After performing the eigenanalysis of either the scatter, the covariance, or the correlation matrix, we end up with a set of principal components (PCs) with decreasing systematic variation, and increasing non-systematic variation (noise). In order to set up a model based on principal components, one has to determine the border between useful information and noise. Including too many PCs will result in overfitting, but using too few components will corrupt the model (simplify it too much).

Basically, there are two methods to find the optimum number of PCs:

(1) Plotting the eigenvalues against their number: if we plot the eigenvalues against their number, we get a diagram which is commonly called "scree plot".

At first the eigenvalues fall off sharply becoming more or less constant after a certain number. This number of important eigenvectors (those whose value is greater than 1.0) indicates the rank of the matrix, or in other words, the order of the model. Eigenvectors beyond the fall-off should be omitted, since they usually contain the noise of the data.
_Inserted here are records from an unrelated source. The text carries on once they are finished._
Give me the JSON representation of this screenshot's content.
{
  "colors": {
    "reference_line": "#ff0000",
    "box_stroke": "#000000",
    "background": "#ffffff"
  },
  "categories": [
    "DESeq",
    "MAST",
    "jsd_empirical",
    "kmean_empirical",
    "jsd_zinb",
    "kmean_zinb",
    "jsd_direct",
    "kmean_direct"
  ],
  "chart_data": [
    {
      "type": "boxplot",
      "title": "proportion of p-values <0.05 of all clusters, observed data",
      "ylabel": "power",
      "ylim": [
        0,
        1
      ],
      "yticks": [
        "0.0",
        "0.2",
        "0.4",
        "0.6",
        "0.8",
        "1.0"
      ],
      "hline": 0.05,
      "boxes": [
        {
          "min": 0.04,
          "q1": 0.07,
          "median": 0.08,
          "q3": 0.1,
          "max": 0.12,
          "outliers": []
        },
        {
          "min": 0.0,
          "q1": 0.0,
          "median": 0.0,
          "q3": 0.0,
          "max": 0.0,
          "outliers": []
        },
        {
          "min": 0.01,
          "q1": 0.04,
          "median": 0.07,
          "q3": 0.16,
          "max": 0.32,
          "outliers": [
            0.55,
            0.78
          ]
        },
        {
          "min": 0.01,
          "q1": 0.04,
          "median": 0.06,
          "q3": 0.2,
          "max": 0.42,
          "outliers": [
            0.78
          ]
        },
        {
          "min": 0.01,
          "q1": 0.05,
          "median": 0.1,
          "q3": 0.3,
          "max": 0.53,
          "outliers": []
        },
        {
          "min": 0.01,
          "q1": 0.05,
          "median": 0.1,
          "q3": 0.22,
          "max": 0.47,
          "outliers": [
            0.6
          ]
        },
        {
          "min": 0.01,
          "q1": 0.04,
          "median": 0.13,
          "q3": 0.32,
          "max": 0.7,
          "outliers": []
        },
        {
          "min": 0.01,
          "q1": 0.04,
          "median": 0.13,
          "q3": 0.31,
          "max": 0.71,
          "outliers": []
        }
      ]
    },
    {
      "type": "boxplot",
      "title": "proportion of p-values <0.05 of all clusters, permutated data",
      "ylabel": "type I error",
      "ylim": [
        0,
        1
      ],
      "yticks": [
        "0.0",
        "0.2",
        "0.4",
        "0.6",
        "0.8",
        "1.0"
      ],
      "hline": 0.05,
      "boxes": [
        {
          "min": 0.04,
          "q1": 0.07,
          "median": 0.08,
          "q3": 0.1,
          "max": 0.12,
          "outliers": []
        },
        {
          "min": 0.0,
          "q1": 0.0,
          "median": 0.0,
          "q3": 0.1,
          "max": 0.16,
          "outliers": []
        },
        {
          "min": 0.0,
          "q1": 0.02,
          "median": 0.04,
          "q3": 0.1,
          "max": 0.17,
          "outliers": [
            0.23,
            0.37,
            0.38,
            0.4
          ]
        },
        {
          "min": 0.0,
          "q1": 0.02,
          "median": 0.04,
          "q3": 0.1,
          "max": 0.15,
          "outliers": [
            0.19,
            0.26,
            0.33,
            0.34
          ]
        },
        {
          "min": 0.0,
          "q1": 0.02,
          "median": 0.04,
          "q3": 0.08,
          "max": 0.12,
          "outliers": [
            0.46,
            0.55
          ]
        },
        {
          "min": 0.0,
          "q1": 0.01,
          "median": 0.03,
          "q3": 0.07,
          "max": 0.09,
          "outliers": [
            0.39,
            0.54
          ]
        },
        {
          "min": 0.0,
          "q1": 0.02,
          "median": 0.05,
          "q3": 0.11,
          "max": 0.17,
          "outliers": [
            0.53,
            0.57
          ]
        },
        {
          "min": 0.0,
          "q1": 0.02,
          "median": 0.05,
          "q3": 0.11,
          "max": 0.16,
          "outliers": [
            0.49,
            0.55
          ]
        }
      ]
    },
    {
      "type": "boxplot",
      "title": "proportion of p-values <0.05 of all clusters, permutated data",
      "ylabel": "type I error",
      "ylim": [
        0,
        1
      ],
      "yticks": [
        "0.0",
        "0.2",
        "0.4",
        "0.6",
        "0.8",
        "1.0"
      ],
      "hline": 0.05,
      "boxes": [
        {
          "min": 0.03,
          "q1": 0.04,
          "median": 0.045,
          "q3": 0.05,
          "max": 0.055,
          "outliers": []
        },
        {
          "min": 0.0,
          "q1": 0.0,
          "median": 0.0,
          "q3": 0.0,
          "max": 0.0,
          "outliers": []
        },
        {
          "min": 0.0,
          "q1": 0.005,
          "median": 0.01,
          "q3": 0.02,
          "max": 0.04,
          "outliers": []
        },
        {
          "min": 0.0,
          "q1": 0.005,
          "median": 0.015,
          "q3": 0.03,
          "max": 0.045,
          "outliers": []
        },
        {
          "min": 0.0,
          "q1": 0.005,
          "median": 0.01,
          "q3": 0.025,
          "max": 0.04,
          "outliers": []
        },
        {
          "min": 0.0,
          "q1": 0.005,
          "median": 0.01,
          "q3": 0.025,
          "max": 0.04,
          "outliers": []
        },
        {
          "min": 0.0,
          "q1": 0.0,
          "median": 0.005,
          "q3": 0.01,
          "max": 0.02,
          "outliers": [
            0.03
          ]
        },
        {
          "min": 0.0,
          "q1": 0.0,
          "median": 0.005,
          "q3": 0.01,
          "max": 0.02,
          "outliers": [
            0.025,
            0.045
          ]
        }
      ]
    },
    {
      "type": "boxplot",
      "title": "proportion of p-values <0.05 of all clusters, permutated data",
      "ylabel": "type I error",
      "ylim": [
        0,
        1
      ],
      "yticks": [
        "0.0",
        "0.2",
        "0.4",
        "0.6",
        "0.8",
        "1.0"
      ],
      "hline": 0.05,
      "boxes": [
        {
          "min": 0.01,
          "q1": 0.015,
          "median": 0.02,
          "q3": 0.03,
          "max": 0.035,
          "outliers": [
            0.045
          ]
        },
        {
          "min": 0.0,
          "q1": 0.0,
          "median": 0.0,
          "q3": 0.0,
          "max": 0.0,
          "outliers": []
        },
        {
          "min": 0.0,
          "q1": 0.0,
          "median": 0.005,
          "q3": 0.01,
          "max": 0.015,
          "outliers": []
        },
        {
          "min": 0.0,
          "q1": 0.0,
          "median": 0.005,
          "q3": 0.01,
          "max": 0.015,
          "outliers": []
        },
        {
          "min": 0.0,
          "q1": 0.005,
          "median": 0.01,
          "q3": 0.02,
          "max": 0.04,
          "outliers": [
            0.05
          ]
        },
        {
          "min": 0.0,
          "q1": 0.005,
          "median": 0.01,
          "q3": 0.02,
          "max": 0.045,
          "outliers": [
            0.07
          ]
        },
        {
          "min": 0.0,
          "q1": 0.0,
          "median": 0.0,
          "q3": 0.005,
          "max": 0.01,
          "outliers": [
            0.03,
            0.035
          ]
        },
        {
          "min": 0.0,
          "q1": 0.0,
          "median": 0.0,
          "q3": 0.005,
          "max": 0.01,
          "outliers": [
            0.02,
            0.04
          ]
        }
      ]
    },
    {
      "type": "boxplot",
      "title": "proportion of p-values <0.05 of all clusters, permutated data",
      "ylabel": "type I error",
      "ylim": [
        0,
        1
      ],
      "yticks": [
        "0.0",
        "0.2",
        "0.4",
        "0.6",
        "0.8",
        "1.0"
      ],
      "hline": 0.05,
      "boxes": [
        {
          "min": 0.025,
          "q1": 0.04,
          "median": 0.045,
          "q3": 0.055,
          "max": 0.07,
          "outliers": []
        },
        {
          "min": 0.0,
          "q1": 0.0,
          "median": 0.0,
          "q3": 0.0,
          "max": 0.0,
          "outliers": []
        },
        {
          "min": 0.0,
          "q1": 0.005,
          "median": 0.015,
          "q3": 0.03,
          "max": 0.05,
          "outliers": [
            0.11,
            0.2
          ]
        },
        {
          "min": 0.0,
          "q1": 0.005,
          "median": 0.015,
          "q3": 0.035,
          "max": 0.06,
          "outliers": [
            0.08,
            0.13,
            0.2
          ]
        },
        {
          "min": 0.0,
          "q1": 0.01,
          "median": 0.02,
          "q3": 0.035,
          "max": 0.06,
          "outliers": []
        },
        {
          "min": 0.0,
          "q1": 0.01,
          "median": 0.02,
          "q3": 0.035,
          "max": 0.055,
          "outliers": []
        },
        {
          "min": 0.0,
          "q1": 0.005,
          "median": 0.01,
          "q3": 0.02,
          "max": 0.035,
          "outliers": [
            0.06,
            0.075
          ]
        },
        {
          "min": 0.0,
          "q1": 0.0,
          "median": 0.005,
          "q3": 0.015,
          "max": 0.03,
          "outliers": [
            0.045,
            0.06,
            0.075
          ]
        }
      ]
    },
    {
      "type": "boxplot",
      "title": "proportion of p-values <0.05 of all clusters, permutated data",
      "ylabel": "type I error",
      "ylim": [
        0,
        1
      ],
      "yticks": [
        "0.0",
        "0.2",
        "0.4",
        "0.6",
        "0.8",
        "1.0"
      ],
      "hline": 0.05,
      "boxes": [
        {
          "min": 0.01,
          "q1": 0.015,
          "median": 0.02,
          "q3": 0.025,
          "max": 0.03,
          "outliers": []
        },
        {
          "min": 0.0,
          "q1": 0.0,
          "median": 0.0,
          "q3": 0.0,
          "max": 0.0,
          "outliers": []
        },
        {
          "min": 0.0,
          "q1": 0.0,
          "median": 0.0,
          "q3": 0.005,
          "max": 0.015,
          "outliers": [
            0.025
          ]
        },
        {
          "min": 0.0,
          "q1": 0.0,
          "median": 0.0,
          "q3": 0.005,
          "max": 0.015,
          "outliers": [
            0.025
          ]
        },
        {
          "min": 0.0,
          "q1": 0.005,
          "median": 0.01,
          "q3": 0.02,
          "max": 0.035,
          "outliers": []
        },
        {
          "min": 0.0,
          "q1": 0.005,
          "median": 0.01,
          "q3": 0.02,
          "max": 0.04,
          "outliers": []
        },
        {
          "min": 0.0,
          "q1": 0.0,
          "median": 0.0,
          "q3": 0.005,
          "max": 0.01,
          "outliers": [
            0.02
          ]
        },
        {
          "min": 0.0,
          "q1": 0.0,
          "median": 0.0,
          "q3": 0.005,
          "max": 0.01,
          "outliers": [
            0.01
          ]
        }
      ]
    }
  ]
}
(2) Plotting the PRESS value of a reconstructed model: If the number of selected eigenvectors is adequate, the data can be reconstructed from the chosen set of eigenvectors. The quality of the reconstructed data could be measured by calculating, e.g. the PRESS, depending on the number of eigenvectors used for the model. This curve clearly indicates how many eigenvectors are necessary to build a reliable model with a minimum amount of noise in it.